Musikalische Andacht mit Duprés »Kreuzweg« und Texten von Claudel

Von Christine Hartlieb
Bad Lippspringe (WV). Nicht als Konzert, sondern als musikalische Andacht wollte Pfarrer Georg Kersting die Palmsonntagsveranstaltung in der Martinskirche Bad Lippspringe verstanden wissen.

Eingeladen hatte die Gemeinde zum »Chemin de la Croix«, zum »Kreuzweg« für Orgel von Marcel Dupré nach Texten des Dichters Paul Claudel. Der Abend mit Rezitation und Musik schloss denn auch nicht mit Verbeugungen und Applaus, sondern mit Vaterunser und Segen.
Claudels Texte zu den vierzehn Stationen des Kreuzwegs - von der Verurteilung bis zur Kreuzabnahme - erzählen die Geschichte vom Leiden und Sterben Jesu in bewegenden Bildern und mit allen denkbaren Zwischentönen: Ihr Blick richtet sich auf den Menschen Jesus, auf seine Beziehung zu Gott, zu seiner Mutter und zu seiner Gemeinde, auf die Bedeutung des Geschehens für die Menschheit und für jeden Einzelnen.
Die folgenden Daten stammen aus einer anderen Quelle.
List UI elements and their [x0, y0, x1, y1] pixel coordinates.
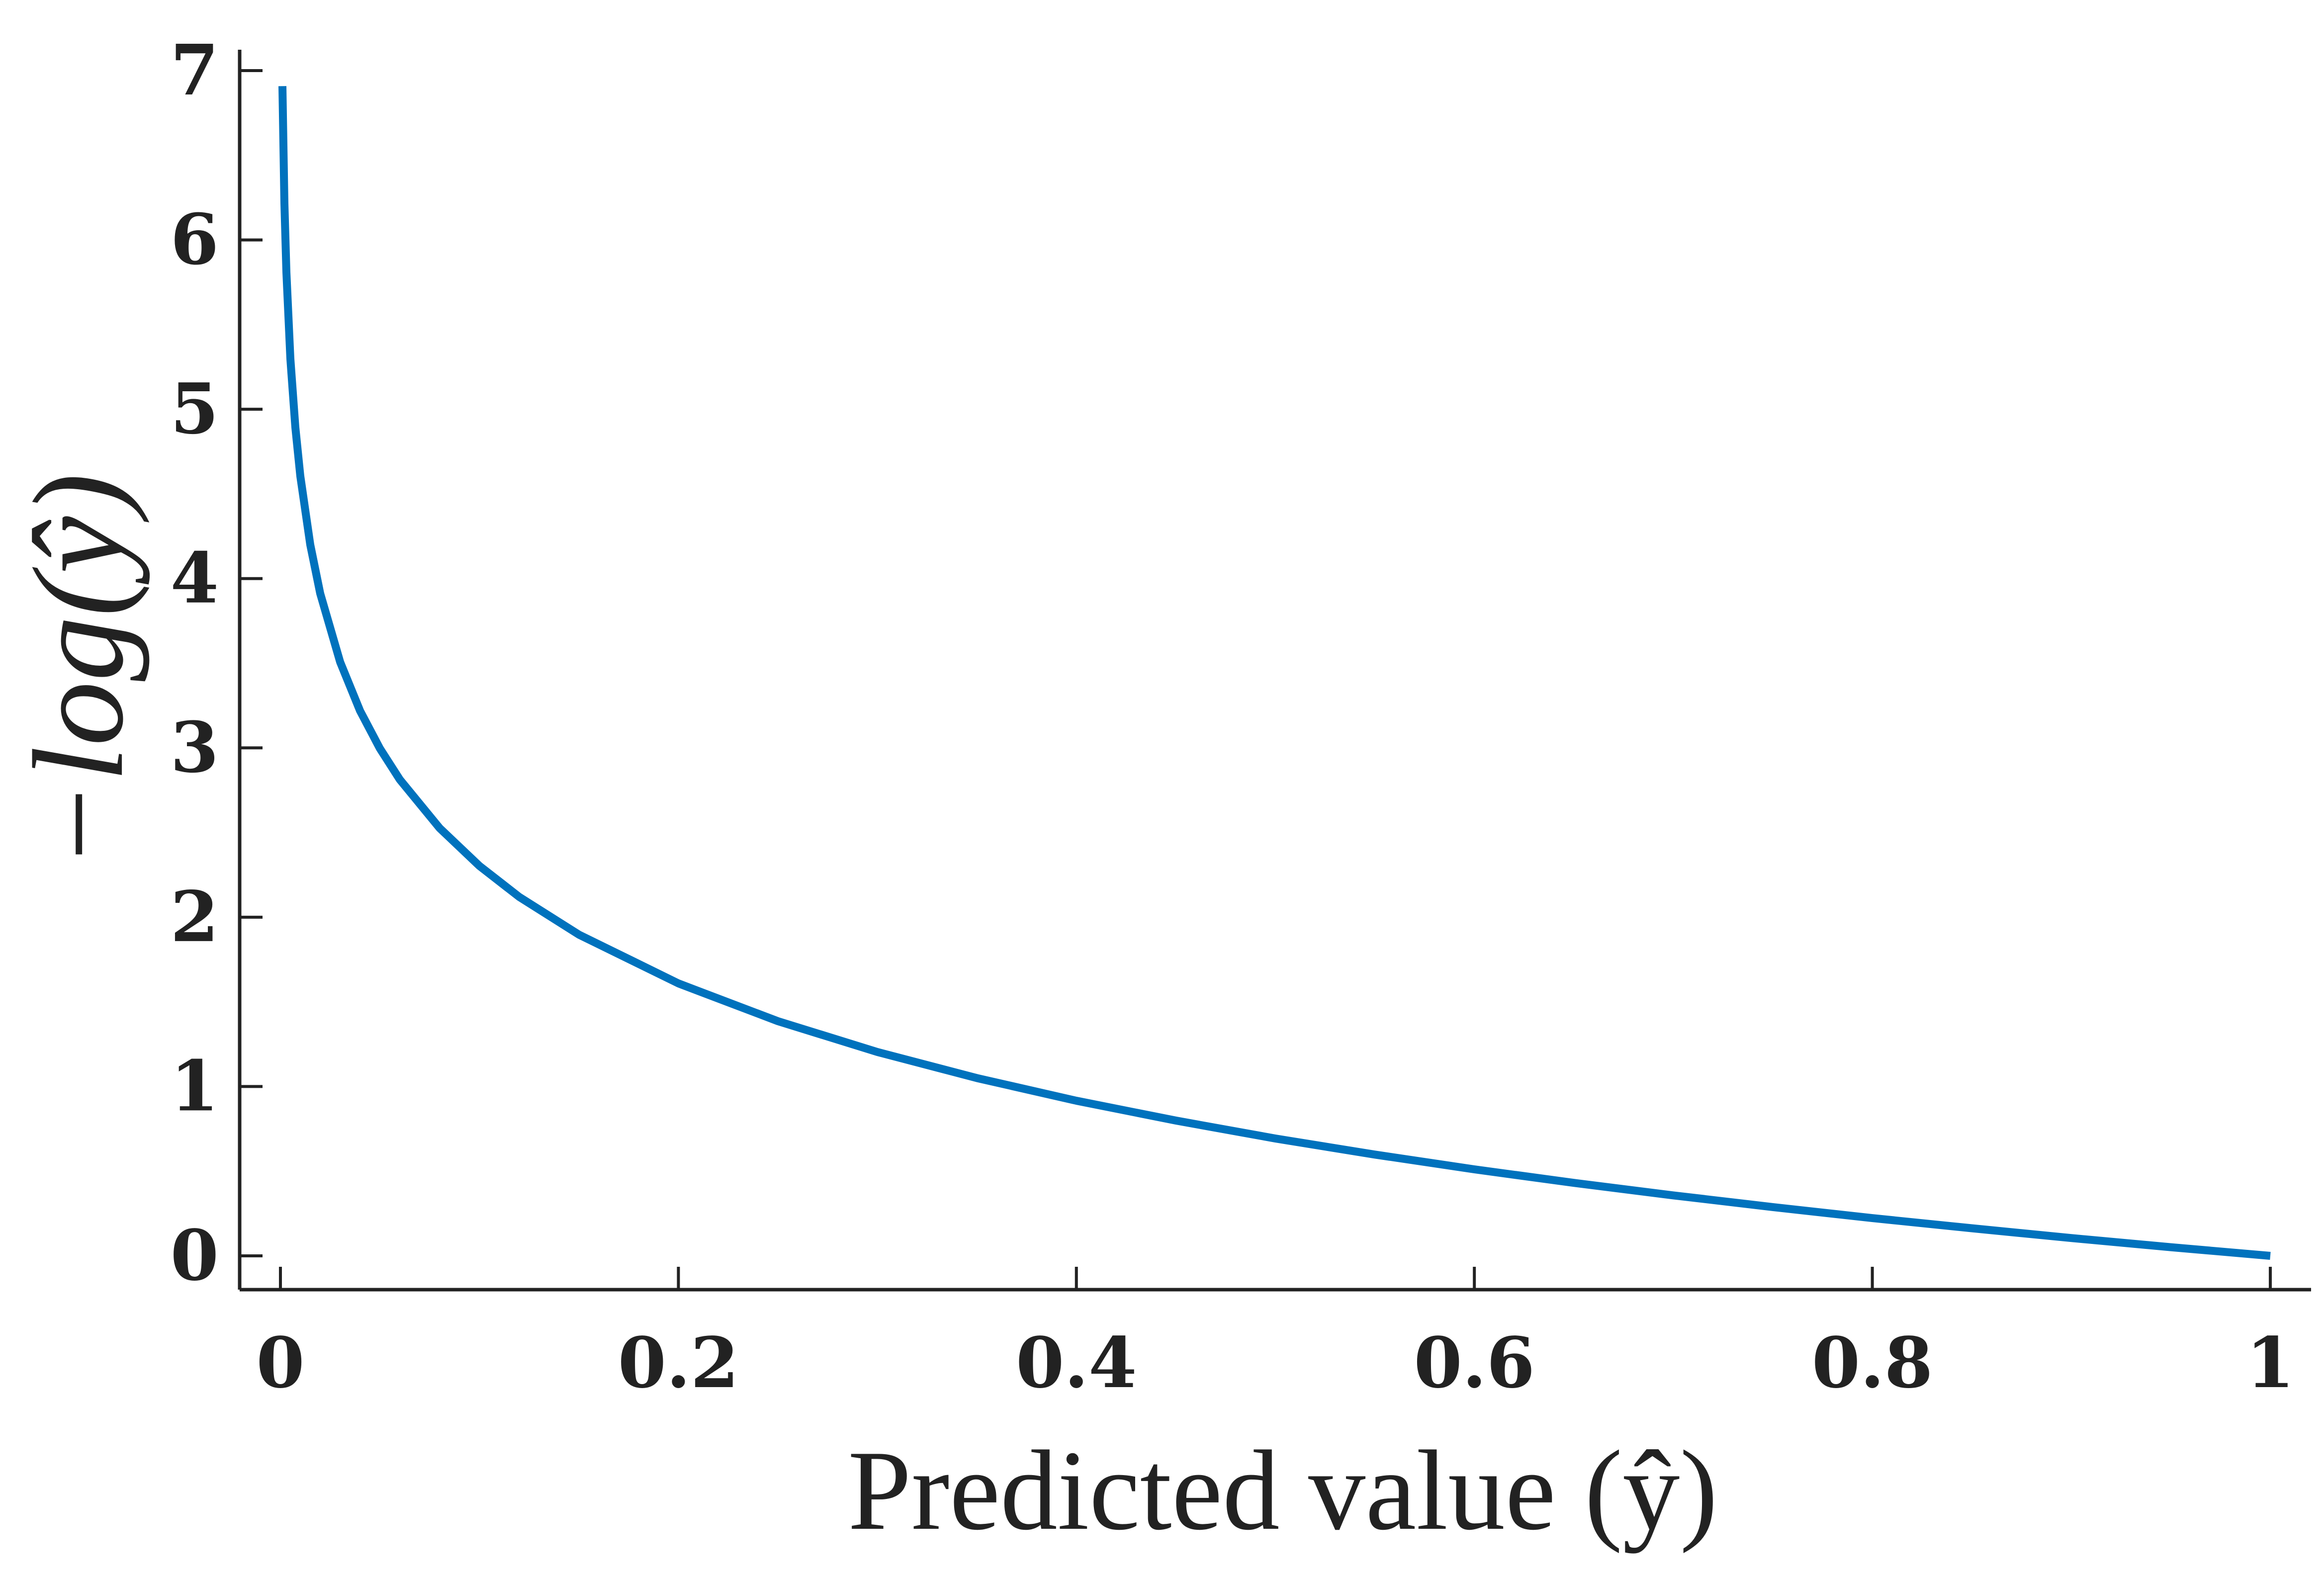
y-tick-label: 7	[171, 30, 219, 111]
y-axis-title: −log(ŷ)	[7, 473, 150, 869]
x-tick-label: 0.2	[618, 1322, 739, 1404]
y-tick-label: 2	[171, 877, 219, 958]
y-tick-label: 1	[171, 1046, 219, 1127]
y-tick-label: 3	[171, 707, 219, 789]
x-tick-label: 1	[2246, 1322, 2294, 1404]
y-axis-ticks: 0 1 2 3 4 5 6 7	[171, 30, 263, 1297]
series-layer	[278, 86, 2271, 1260]
y-tick-label: 6	[171, 199, 219, 281]
series-line	[278, 86, 2271, 1260]
x-tick-label: 0.6	[1414, 1322, 1535, 1404]
x-tick-label: 0.4	[1016, 1322, 1137, 1404]
x-tick-label: 0	[256, 1322, 304, 1404]
x-axis-title: Predicted value (ŷ)	[848, 1427, 1718, 1554]
y-tick-label: 0	[171, 1215, 219, 1297]
y-tick-label: 5	[171, 368, 219, 450]
y-tick-label: 4	[171, 538, 219, 619]
x-axis-ticks: 0 0.2 0.4 0.6 0.8 1	[256, 1267, 2295, 1404]
x-tick-label: 0.8	[1812, 1322, 1933, 1404]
Neben Verzweiflung und stiller Trauer, neben der Raserei der Volksmenge und dem Spott der Soldaten scheinen auch Momente des Trostes, der Menschlichkeit und der Hoffnung auf.
Die Rezitatorin Barbara Stoll, Schauspielerin und Rundfunksprecherin aus Stuttgart, verlieh den Texten mit ihrer dunklen, kraftvollen Stimme allen Nachdruck. Spannungsvoll, doch niemals theatralisch rückte Barbara Stoll die Geschichte und ihre Botschaft selbst, niemals aber den Vortrag als solchen in den Mittelpunkt der Aufmerksamkeit.
Die zugehörige Orgelmusik von Marcel Dupré entstand zunächst als Improvisation zu einer Lesung von Claudels Kreuzweg. Die kompositorische Ausarbeitung der vierzehn Kreuzweg-Stationen aus dem Jahr 1931 gehört heute zu den Standardwerken der virtuosen Orgel-Literatur - denn so bildreich und dicht wie die Sprache Claudels, so tiefgründig und voller dramatischer Kraft ist auch die musikalische Ausdeutung.
In der Interpretation von Kirchenmusikdirektor Friedhelm Flamme (Göttingen) wurden die Register der Orgel zum Gebrüll der Menschenmenge oder zum Erdbeben nach dem Kreuzestod, sie erzählten von der Menschlichkeit der Veronika und von der Würde, die der Gemarterte bis zum Ende bewahrt. Spätestens bei den dröhnenden Orgelakkorden - den Hammerschlägen - bei der Kreuzigung konnte sich wohl kaum ein Zuhörer mehr der Gewalt der heraufbeschworenen Bilder entziehen.
Die Dia-Projektion von Stationen eines Bronze-Kreuzweges der Bielefelder Künstlerin Nina Koch wäre hier gar nicht mehr notwendig gewesen, wirkten einige der Bronzetafeln in ihrer figürlichen Darstellungsweise doch geradezu niedlich im Vergleich zu der Kraft des Gehörten. Die inneren Bilder jedoch werden die Besucher der Musikalischen Andacht nicht so schnell wieder losgelassen haben.